Coal tar applied to affected areas has been shown to help reduce the itchiness of atopic dermatitis. But its strong smell and tendency to stain any fabric it touches make it a less appealing remedy. Coal tar can also irritate the skin in some people. It should only be used under the guidance of a doctor with experience in managing atopic dermatitis.
*All information on medical treatments on this site is provided as an overview only. For a complete and up-to-date list of side effects, warnings and precautions, read the product’s package insert and consult your doctor or a pharmacist.

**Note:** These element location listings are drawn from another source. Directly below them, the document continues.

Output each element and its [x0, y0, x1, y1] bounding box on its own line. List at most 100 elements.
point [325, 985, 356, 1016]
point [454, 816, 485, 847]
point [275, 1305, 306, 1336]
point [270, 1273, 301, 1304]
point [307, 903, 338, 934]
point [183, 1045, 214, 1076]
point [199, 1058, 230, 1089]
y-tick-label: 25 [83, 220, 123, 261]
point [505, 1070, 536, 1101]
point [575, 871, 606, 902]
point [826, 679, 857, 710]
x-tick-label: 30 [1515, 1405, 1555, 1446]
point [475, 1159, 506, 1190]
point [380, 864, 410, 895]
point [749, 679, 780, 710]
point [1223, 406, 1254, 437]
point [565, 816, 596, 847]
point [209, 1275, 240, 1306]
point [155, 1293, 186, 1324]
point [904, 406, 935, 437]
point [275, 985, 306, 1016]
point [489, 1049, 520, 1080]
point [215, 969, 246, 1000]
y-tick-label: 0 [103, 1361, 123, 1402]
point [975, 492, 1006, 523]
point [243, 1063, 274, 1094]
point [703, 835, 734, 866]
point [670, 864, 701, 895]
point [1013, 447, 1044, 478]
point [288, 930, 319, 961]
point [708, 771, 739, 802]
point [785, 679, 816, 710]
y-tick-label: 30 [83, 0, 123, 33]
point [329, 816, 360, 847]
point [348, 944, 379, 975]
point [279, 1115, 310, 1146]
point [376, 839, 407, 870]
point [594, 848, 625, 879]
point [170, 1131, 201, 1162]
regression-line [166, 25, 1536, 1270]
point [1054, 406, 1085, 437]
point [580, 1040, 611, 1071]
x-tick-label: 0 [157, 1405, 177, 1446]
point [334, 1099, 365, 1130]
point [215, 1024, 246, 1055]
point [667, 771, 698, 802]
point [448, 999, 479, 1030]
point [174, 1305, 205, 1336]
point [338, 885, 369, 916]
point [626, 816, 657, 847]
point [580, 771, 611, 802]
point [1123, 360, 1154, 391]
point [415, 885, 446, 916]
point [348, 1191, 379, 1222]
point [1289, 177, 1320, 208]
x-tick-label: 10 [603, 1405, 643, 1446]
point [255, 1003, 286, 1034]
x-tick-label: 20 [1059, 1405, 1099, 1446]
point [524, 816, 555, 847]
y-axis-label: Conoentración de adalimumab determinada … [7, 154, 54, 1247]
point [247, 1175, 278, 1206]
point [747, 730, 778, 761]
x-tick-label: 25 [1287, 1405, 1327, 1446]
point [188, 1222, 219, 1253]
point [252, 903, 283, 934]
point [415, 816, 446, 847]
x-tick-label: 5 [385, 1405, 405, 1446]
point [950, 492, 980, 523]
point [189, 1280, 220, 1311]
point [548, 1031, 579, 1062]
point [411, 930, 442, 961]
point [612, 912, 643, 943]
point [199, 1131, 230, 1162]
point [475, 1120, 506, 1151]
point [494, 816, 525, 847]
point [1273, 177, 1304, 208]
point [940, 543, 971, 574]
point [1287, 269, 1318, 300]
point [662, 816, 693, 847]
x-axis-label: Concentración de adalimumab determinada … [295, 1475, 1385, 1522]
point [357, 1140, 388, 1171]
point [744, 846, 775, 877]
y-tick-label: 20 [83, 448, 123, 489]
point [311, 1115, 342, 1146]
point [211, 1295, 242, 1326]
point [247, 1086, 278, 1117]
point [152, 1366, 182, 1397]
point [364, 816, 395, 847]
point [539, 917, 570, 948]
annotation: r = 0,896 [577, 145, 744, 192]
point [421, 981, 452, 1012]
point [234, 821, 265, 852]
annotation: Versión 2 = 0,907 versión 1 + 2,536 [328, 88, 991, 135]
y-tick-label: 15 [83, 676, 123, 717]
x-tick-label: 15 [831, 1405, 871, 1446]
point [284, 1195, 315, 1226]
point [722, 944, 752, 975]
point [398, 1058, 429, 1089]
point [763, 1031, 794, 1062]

**If you are considering an alternative or complementary therapy, discuss it with your doctor first, and always be sure to keep your doctor up to date about any vitamins, supplements, or other forms of alternative treatment you are taking. Like any medication, alternative therapies can interact with other medications/treatments and, in some cases, have side effects of their own. Remember that “natural” does not necessarily mean “safe.”